Até a década de 1970, a sigla AP era sinônimo de solidez, credibilidade e poder. Fundada em 1846, a agência de notícias Associated Press dominou o cenário jornalístico mundial durante mais de um século e meio mas agora trava uma luta desesperada contra o avanço da modernidade.

O modelo de negócios da agência, desenvolvido na era da informação escassa, já não funciona mais quando o acesso à noticia se tornou tão fácil e comum que seu preço caiu a quase zero. Com isto, ficou insustentável manter uma estrutura que já teve 240 escritórios e quase mil correspondentes espalhados em até 121 países, nos anos 1960 e 70.

A cooperativa foi fundada por cinco jornais norte-americanos para baratear os custos de cobertura da guerra de 1846, na qual o México perdeu o Texas para os Estados Unidos. Na época, as notícias eram levadas por mensageiros que usavam barco, cavalo, carruagem e telégrafo até chegar a Nova York, quase uma semana depois.

Não há a menor dúvida de que a Associated Press é mais uma vítima das novas tecnologias de comunicação e informação. Mas em vez de aceitar a irreversibilidade do processo, a AP resolveu morrer atirando em todas as direções, mesmo que os seus sócios já considerem a guerra perdida.

Seu diretor Dean Singleton (foto ao lado) deflagrou uma ofensiva jurídica para processar todos os sites de notícias como o Google News, Topix, MSNNews e Yahoo News, que produzem páginas informativas com base em jornais e revistas que recebem material da AP. A agência alega que o Google News e similares “roubam” material noticioso porque não pagam nada por ele.

Acontece que o radicalismo de Singleton não é acompanhado pela maioria dos integrantes da cooperativa da AP — que não só acham inútil a batalha pela cobrança de direitos autorais, como estão convencidos de que o Google News atrai leitores para as versões impressas de jornais e revistas.

Outro paradoxo da polêmica decisão da Associated Press é que os seus sócios e clientes oferecem de graça nas suas páginas na Web o mesmo material que a agência quer cobrar do Google, Yahoo, Topix e outros.

Saul Hansel, o criador e editor do blog Bits, publicado pelo The New York Times, afirma, com uma ponta de ironia, que a AP foi a primeira empresa 2.0[1] no ramo jornalístico ao iniciar o processo de barateamento da notícia quando introduziu sistemas automáticos de distribuição como o teletipo (ao lado). Ao comentar a decisão de Dean Singleton, Hansel foi enfático: “Em lugar de lutar contra moinhos de vento, a AP deveria é sair do mercado”.

O dilema da Associated Press não é isolado dentro da imprensa convencional. Há dezenas de outras empresas do ramo jornalístico que estão no chamado “corredor da morte” da internet. É um caso que deveria ser estudado e pesquisado porque não é uma questão de falta de conhecimento ou informação. Afinal, esta é a matéria prima das agências de noticias, dos jornais, revistas, rádios e TVs.

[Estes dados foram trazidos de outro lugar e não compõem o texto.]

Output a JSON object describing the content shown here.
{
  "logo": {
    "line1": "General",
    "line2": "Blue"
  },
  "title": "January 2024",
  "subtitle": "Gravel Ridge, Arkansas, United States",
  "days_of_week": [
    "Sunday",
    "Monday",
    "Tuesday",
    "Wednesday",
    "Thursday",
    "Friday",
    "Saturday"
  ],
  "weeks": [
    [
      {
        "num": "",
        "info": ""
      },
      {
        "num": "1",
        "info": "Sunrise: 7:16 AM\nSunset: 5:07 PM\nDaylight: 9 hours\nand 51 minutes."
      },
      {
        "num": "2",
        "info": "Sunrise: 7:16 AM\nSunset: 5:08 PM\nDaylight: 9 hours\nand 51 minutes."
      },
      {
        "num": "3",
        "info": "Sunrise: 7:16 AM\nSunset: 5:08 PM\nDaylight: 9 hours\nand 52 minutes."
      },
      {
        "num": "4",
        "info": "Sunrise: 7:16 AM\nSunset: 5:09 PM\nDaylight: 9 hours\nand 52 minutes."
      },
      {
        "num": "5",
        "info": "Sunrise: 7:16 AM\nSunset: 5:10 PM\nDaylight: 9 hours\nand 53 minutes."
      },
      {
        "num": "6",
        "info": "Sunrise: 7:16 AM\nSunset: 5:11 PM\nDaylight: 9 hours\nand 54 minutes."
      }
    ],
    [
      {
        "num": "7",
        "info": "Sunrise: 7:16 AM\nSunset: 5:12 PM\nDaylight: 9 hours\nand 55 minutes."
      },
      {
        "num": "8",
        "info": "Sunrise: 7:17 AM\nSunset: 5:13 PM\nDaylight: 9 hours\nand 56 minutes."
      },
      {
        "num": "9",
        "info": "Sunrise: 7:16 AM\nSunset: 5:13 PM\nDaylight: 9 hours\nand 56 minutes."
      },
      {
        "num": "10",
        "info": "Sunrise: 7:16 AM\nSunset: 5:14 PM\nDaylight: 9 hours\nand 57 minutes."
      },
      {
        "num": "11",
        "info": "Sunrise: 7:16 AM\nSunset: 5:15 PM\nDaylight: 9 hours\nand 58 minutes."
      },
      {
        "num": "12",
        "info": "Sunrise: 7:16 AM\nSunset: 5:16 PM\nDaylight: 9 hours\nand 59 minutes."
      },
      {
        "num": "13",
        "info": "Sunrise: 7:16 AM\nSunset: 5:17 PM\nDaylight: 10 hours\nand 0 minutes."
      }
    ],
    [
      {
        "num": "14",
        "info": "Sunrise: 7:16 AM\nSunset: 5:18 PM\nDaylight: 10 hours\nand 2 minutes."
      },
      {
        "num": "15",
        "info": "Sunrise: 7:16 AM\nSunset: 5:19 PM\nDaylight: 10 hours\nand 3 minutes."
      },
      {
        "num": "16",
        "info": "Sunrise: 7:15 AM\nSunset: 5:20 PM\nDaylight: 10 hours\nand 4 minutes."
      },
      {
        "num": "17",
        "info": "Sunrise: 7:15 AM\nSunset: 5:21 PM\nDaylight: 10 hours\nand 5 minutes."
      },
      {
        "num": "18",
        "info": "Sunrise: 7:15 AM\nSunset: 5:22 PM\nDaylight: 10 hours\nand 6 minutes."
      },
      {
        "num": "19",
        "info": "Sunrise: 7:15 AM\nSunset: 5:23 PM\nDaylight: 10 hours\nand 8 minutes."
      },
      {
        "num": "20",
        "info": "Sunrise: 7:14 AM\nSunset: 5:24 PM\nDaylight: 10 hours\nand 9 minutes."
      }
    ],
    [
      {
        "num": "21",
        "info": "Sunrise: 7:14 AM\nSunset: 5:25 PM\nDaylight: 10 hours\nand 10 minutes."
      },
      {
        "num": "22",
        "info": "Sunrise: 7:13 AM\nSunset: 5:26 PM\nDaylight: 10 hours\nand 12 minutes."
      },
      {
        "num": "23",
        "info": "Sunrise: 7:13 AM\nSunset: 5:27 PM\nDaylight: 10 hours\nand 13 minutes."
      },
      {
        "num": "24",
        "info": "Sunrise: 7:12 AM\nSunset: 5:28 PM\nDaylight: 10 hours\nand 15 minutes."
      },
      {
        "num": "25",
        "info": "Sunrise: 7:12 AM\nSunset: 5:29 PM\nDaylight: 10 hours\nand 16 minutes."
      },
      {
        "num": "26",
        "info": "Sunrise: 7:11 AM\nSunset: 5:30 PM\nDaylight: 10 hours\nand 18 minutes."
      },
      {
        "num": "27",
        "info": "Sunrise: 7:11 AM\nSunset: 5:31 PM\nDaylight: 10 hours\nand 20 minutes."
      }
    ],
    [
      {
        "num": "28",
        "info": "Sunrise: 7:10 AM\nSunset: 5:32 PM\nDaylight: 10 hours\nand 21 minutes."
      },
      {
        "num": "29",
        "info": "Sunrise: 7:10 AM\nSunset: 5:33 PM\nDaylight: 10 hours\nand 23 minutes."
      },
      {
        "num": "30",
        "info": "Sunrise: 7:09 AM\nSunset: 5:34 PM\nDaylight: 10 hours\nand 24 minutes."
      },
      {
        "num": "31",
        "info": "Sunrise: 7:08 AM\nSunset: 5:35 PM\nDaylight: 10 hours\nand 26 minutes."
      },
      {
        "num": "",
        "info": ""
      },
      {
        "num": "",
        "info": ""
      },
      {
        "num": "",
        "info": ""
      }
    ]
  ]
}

O grande problema das empresas no “corredor da morte” é a ausência de uma cultura corporativa aberta à inovação. No caso das empresas de capital aberto, os acionistas primeiro exigiram cortes drásticos nas redações, alheios ao fato de que estavam estrangulando o sistema que gerava a própria razão de ser do negócio jornalístico.

Já nas empresas dominadas por famílias tradicionais na imprensa, faltou modéstia para reconhecer que o tempo das vacas gordas está acabando e que a hora de mudar já está quase esgotada. Não há duvida de que é difícil convencer-se de que balanços anuais com lucros de 20%, ou maiores que isso, já não se repetem mais.

Mais difícil ainda é aceitar que uma empresa como a AP, dona de um acervo único em matéria de dados e informações, prefira afundar atirando contra moinhos de vento em vez de compartilhar a sua rica experiência com todos aqueles que estão buscando um novo modelo de produção de notícias jornalísticas.